The language of neo-liberalism elevated economic solutions to the status of political necessity. Political horizons were limited by economic vocabulary. Once that joining of two terms—Europe = economic wellbeing—was shaken, it became logical to turn towards the nation. Political elites did not offer any other ideological concepts; only the nation would protect a beleaguered individual. The intellectual confusion of public “economism” was easily defeated by the solid tradition of national thought. An especially important element here was the pervasive sense of being a continuous victim of privatization, or of persecution. The human rights philosophy brought in by the European Union was meant to empower the individual and therefore to counteract the sense of victimhood. That ideology is linked to individual rights and protections, while the idea of sacrifice places the group, the nation, above the individual. The language of individual rights is supplanted by the work of the worshippers of the new religion—national history. Many political conflicts are expressed in continuous, intense, and quarrelsome rewritings of special historical moments, with historians, journalists, witnesses fighting over the “forgotten” facts or events. Here the right wing has its largest successes. The victory in defeat is the leitmotif of state celebrations in Poland and Hungary, growing especially conspicuous in the last couple of years. Patriotism is defined more and more as a readiness to sacrifice, rather than as an active (European) citizenship.
This is not how citizenship and Europe were understood at the beginning of the transition. The new citizen of liberated Eastern Europe was to be a self-directed, free individual, able to organize his/her life and make economic and other choices. That kind of citizenship would lead to well-being, just as freedom, which was conceived of basically as economic freedom, was leading to growth and prosperity. This joining of prosperity and the future was broken by the crisis of 2007–2008; with that break, European solidarity broke down as well. It turned out that some countries were willing to bail out the others at the price of austerity and public shaming. As Gabor Demszky wrote, for the generation of dissidents, Europe meant “a morally superior system that transcends illiberal national values.” 6 But for many others, especially those in the shamed countries, it meant the opposite: the freedom to reconstruct the nation-state.
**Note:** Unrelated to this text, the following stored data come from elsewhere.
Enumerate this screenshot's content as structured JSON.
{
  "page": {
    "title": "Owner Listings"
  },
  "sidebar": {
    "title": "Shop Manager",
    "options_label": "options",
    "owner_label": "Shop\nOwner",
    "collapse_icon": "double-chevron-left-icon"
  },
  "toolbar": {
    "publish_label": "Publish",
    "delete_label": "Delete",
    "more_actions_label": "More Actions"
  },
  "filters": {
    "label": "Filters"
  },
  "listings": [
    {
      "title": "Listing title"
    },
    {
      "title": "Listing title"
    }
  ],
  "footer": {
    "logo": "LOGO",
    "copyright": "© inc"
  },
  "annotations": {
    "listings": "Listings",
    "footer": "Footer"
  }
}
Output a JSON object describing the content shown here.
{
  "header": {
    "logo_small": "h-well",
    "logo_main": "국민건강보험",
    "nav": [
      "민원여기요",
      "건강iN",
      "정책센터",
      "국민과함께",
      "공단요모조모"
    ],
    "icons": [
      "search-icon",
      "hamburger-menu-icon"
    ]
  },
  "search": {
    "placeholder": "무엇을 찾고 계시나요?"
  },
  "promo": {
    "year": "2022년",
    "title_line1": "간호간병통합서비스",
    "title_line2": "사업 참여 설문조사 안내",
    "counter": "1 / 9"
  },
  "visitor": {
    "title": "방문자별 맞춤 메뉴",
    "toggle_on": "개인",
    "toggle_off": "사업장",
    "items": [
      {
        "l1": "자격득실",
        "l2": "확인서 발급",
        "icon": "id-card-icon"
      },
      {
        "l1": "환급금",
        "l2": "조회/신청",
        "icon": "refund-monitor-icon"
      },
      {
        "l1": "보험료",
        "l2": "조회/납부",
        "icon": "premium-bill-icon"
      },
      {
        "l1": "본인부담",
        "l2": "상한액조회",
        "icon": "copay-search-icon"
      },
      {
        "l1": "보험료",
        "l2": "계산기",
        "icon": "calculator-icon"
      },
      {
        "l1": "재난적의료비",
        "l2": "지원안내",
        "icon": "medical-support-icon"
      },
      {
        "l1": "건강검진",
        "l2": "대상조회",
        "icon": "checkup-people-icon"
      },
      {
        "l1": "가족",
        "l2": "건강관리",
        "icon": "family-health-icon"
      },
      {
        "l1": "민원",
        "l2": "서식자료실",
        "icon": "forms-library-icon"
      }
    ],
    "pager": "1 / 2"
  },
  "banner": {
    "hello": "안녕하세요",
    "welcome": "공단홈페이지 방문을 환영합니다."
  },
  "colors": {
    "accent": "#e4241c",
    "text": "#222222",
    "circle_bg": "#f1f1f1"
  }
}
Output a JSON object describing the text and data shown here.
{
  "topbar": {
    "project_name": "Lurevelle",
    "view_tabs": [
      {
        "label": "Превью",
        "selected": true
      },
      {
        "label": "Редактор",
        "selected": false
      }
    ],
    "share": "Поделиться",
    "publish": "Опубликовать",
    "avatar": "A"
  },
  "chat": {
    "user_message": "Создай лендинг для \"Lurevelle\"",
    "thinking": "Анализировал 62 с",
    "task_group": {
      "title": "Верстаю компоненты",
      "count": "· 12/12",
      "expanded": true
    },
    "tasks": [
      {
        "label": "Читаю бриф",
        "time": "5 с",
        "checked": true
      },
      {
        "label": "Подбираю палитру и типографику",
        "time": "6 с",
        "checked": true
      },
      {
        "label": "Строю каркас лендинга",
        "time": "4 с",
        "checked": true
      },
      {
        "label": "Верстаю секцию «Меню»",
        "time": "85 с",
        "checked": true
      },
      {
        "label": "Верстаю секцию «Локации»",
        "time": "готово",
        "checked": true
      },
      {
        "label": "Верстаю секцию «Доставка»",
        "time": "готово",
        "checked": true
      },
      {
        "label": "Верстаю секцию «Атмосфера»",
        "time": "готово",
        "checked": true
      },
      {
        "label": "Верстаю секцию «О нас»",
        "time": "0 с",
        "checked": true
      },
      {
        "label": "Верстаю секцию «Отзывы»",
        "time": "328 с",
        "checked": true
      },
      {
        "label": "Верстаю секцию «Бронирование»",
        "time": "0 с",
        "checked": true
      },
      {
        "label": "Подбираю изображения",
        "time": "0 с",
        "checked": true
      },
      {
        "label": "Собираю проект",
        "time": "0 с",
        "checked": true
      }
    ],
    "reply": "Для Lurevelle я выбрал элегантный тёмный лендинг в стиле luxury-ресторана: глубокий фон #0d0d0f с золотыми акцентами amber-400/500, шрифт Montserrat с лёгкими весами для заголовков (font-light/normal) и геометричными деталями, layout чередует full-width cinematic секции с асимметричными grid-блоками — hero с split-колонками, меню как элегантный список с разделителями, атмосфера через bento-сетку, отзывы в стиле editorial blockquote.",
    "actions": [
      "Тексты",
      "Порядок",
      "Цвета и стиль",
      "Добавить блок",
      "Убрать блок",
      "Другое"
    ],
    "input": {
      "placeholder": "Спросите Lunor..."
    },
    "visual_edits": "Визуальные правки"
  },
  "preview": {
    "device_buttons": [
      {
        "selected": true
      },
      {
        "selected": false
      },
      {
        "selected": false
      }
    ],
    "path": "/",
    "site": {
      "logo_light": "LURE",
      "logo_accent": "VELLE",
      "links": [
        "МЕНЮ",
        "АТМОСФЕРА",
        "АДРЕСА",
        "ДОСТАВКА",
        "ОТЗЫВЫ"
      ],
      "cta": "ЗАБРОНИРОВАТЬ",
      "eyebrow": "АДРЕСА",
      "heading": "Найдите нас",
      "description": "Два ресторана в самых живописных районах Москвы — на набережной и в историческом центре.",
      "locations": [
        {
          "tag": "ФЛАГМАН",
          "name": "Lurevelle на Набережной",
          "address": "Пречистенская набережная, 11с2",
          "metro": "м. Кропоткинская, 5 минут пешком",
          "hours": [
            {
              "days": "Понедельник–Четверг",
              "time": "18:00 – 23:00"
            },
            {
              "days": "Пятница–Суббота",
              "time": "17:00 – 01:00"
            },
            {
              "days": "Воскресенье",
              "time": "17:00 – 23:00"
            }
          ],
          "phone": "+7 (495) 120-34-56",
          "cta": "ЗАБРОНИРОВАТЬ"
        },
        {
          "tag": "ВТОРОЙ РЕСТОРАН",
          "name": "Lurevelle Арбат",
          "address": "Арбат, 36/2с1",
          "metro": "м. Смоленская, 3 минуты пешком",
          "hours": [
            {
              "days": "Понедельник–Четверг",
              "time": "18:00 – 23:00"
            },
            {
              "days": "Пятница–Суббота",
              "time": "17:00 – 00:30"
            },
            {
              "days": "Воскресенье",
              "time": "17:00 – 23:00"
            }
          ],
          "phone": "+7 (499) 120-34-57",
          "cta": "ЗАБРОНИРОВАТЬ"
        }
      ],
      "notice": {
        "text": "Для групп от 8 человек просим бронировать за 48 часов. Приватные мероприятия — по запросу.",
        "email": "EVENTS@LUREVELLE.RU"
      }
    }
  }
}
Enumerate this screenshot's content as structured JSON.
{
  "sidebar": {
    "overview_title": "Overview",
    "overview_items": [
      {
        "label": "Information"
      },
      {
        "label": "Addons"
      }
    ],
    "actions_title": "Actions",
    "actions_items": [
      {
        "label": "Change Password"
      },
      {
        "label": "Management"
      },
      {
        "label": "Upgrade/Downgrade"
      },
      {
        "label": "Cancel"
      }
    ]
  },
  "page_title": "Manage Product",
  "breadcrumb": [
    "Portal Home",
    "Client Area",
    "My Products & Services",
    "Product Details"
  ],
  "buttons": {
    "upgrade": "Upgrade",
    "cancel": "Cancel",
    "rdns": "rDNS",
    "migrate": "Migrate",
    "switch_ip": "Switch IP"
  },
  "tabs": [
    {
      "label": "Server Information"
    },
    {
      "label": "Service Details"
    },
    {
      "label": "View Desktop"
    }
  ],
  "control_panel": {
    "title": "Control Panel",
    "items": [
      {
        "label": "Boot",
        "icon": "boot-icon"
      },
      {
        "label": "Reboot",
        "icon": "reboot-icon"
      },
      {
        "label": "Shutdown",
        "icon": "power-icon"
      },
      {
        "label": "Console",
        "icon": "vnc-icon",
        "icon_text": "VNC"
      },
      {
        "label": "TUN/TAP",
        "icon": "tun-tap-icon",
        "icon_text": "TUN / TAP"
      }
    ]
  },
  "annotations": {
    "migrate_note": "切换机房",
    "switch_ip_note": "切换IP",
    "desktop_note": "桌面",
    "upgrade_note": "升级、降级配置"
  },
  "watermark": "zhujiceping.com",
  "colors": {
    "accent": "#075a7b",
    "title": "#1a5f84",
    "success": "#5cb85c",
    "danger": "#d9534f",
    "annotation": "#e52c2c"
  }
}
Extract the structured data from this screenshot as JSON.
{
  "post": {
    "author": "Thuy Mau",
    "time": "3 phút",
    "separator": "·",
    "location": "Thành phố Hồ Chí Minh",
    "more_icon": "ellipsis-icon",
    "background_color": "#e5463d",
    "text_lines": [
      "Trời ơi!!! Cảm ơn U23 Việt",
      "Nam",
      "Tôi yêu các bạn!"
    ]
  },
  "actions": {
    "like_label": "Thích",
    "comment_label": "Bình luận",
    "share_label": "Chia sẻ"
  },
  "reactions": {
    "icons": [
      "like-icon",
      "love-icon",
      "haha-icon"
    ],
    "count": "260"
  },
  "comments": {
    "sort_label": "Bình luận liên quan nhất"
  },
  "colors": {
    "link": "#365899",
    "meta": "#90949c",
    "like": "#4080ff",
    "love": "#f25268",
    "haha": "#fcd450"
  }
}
The European Union was created as a moral project to prevent future wars. It presented itself, however, as an economic project, based on obvious economic calculus. The calculus behind this presentation was to avoid political and historical controversies. Perhaps the limitations of national sovereignty due to membership in the European Union had to necessarily revive the old vocabulary of nationalism. Or perhaps it was the wars in former Yugoslavia that showed the weakness of the European community and shook the commitment to the federalization process of its member states. Or else, it was the already mentioned economic crisis that decoupled the Union from economic success. Without moral justification, and with a weak fear of war, why be in a European Union that does not promise prosperity? What we have now is the return to nation-state ideologies in all the members of the European Union. 7 It is the return to a Europe of nationalisms. The Russo-Ukrainian war constitutes the next step on the way to disarray and anxiety, and has not seemed to revive EU solidarity. One thing is clear, if there is a return, it is a return to the traditional Polish-Russian enmity.